Standard Chartered Bank is preparing to divest its investment in Central Depository Services (India) Ltd (CDSL) by selling its entire stake through a block deal. The bank intends to sell 7.5 million shares, equivalent to a 7.18% stake in CDSL, as per a term sheet examined by Mint.
The estimated total value of the deal stands at up to $151 million. Standard Chartered is offering the shares at a floor price of ₹1,672 each, representing a discount of 6.5% from CDSL’s closing price of ₹1,788.90 on the NSE on Tuesday.
JP Morgan India Private Limited is reportedly overseeing the sale process on behalf of Standard Chartered. An immediate response wasn’t received to an email sent to a CDSL spokesperson.
This development occurs against the backdrop of CDSL delivering impressive returns to its investors.

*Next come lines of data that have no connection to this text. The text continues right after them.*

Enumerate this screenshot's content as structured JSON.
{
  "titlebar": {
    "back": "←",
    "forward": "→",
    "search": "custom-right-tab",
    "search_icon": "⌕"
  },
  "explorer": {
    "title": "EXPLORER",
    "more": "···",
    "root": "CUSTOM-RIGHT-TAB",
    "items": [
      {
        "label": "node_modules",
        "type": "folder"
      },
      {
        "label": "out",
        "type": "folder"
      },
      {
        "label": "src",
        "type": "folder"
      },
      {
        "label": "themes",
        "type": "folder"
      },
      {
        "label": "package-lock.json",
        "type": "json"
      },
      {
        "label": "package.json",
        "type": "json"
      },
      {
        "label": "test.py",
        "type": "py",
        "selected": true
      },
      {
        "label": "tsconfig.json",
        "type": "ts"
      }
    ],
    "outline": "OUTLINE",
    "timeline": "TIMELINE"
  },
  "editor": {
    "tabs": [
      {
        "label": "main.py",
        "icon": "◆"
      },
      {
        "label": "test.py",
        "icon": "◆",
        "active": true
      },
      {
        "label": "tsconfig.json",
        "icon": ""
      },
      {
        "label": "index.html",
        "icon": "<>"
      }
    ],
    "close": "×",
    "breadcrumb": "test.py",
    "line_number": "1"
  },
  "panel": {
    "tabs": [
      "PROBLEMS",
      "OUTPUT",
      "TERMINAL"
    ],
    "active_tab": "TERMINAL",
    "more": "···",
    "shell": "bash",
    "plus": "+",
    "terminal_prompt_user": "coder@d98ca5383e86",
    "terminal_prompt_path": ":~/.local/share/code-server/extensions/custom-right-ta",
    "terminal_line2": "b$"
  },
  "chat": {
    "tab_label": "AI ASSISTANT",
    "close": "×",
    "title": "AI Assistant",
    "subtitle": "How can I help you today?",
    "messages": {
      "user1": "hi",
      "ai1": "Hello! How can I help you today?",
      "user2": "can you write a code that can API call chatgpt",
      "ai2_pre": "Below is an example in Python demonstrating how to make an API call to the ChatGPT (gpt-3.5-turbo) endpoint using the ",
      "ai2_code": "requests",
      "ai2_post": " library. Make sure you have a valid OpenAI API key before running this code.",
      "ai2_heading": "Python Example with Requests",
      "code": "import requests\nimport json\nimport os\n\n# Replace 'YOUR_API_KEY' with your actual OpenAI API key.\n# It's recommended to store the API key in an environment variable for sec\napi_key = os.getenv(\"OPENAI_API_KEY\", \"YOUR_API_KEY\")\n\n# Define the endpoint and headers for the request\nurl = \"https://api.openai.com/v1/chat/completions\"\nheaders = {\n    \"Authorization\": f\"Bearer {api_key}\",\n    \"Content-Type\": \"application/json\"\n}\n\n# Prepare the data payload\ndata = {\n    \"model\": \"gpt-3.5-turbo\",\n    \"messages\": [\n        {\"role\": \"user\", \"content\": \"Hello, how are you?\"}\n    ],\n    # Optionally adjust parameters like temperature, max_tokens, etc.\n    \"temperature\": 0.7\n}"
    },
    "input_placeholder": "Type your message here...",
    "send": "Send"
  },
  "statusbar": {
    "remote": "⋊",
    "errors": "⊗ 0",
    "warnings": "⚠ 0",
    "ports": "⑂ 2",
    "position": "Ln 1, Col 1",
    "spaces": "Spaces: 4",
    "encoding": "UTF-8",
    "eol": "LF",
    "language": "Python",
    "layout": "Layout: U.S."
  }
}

Over the past year, the stock has seen a remarkable surge of 90.25%, significantly surpassing the returns of the Nifty Smallcap 250 index, which stood at 62.7% over the same period.
According to a JM Financial report dated 7 February, Indian capital markets are poised for growth owing to the country’s robust economic potential and stable political and macroeconomic environment, which bodes well for CDSL. However, the report notes, “We believe the stock remains fairly valued at current valuations of 44x/40x FY25/26E P/E.”